Sunday, February 19, 2012

This one's for YOU (Part 2)

I know two retirees, both single women, who retired and then spent their entire retirement lump sums. Neither of them spent the money on anything that could generate a penny in income. One has since gone back to work, but is very fond of beautiful (expensive) clothes and drives only leased cars. Last I saw, she was driving a Lexus. The other had a similar story. Not quite as much conspicuous consumption, but she was worried about continuing to maintain her home and her own long term care needs.  Both I think, felt that it was too late to address their situations. They're both wrong.

Here's what I say: there is no such thing as 'too late'! It may be 'later than is ideal', but it's never 'too late'. If you're reading these posts regularly, you understand that that's what I'm trying to communicate. I don't share our chaos lightly. I do so in the desperate hope that someone, somewhere, is taking notes and trying to turn their family's ship before it runs aground.

So, with that preamble, here are the remaining three ideas from "This one's for YOU". As promised, this installment contains my thoughts on: generating lifetime income; paying off the mortgage and covering emergent medical expenses.

  1. Figure out how you're going to generate income for the rest of your life; income that is not related to or dependent on your pension. This income, ideally, will not require you to lift a finger. For some, it may come from investment property or investments. For others, it may come from a small business, 'a side hustle' as we like to say in Trinidad. What will it be for you? Creating a stream of passive income could be the very best thing you ever do. Perhaps in the beginning, this stream of income will require that you work very hard or require that you burn the candle at both ends. Recognize though that if done well, the exhaustion will have been worth it. There's nothing like checking your bank balance to see dividends paid in, or rents deposited to bring a smile to your face. Maybe it'll all make you rich, maybe it'll just allow you to stay afloat, either one will do.
  2. I've always thought that the best thing you could do for yourself was to ensure that your mortgage was paid in full at the time of your retirement. If you have a tentative plan to retire at 57.5 make sure that your mortgage is coterminous with your employment. That is to say, ensure that your mortgage bill will be paid in full at or before your last pay check. Not easy, but doable.....unless you're retiring tomorrow.
  3. And last but not least, if you have a family like mine, where it's one for all and all for one, you may want to consider creating a family account where everyone pitches in and saves money for emergent health care expenses. My family created one such (I wonder whose brilliant idea that was?) in 1998, which has paid for more than one emergency room visit with enough left over to help me pay for some bricks and mortar when I was building in 2009. Figure out who the signatories should be, the rules for withdrawal and repayment if any and get started. It's never too soon to start and it's certainly never too late.

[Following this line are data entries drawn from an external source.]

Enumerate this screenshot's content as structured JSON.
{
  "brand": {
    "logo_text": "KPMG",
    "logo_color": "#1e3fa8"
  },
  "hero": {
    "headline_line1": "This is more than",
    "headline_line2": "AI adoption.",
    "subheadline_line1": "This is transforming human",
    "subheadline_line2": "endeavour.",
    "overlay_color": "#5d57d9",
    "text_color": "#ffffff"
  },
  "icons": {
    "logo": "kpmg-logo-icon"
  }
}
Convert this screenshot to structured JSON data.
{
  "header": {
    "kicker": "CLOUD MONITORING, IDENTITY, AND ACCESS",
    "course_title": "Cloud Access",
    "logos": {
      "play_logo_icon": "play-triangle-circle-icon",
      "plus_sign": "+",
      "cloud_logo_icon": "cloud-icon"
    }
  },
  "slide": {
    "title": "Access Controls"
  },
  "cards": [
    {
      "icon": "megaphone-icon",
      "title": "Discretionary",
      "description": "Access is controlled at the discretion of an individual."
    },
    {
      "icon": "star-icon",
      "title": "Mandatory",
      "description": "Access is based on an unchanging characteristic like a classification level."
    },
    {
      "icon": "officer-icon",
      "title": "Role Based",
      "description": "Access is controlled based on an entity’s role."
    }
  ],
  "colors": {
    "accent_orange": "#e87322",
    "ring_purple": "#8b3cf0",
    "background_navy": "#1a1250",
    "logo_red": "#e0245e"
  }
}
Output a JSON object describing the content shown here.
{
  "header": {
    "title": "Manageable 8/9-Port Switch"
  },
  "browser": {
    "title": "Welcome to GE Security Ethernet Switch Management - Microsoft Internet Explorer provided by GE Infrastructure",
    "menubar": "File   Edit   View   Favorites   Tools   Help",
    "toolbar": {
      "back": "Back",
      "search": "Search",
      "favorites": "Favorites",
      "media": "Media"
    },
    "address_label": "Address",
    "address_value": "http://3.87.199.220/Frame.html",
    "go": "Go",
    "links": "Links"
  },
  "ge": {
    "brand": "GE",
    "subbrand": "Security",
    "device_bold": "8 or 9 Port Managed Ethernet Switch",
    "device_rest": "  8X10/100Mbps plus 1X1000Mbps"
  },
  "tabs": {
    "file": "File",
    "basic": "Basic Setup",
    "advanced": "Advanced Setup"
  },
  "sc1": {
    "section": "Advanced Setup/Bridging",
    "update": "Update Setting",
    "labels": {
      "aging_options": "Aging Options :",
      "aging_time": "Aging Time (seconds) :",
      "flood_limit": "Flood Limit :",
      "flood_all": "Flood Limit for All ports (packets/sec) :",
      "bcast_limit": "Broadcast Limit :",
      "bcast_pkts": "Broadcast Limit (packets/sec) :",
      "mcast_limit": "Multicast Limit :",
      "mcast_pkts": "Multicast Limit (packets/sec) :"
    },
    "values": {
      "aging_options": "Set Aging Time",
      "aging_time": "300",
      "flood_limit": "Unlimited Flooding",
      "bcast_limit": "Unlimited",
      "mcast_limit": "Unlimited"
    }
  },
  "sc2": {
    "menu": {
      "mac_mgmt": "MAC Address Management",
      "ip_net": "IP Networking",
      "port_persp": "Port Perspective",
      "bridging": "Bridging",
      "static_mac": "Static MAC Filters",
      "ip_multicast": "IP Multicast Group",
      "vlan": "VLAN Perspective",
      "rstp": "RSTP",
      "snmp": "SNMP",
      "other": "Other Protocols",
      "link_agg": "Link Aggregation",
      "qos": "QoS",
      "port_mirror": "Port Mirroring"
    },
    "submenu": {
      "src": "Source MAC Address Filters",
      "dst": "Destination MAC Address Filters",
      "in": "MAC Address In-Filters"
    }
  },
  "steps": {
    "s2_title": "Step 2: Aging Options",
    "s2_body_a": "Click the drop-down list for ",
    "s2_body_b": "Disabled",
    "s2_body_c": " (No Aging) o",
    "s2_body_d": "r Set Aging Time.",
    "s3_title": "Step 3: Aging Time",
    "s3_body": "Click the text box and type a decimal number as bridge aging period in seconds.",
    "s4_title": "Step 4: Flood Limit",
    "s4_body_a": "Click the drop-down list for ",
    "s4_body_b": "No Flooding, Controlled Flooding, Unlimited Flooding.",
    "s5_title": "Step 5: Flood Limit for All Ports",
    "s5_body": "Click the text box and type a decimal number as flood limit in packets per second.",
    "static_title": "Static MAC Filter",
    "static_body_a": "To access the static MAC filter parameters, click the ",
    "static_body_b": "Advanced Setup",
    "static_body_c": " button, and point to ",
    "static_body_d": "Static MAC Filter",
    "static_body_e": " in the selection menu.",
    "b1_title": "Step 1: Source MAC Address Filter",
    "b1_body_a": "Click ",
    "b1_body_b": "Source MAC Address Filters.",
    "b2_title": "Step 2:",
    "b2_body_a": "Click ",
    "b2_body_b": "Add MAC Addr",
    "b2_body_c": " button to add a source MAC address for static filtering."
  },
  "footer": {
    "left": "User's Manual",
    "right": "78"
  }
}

    Why this is all necessary

    It may help to bear in mind that government retirement incomes are (in Trinidad and probably the rest of the Caribbean as well) on average only 67% of your last three years' wages. I don't imagine that the US is much different. Whatever that number might be, it represents an immediate pay cut of 33%. In one month, you would go from full pay to two-thirds pay. That alone should give you pause. Do you have a plan to close that one-third gap, or will you start immediately drawing down from savings? That gap will only widen as inflation takes its toll on your pennies, so you need a plan. You must either close the gap or live perpetually in a state of being just a little short.

    At the end of the day, this isn't about getting rich, though if you start early enough it's possible to get quite comfortable. I spoke with someone from the AARP headquarters here in DC and in our conversation he mentioned that the average retiree begins retirement (are you sitting down?) short $250,000 in savings. What I'm talking about, is filling that hole and trying to anticipate the other holes that may yet open up. Most folk have no idea what they might need to retire secure and comfortable. I know I don't. I'm guessing what I need is *a lot* and my current shortfall is *significant*, so I've got work to do. My work is in creating (done) and implementing (in progress) the plan to fill the hole.

    I say to you again, money (gratuity and other savings) is finite and always runs out, no matter your good intentions. Passive income, on the other hand, never runs out. You can rely on it being there. Take the time, while you're relatively young and you have time for mistakes and set backs, to create an income stream that will last. It's worth it to make the effort. Believe me. I know. It's taken me two years, and I'm 5 years later than I should have been, but I know that it can be done. As my situation attests, it's even possible to build something while juggling paying for care, but that's not a path that I recommend AT ALL. This is why I write, I'd like to save you this heartache. 

    So go out and do something: write a book; sell Avon, Mary Kay, Amway. Do something! Build a room and rent it out; buy a house and rent that out; bake cookies; sell jub jub and coconut drops, mauby and pickles (just don't buy a stupid time share!). I don't much care what you do, just that you do.  

    Lest any be confused, this is not about greed, it's about survival. Would that my family had understood that a decade ago.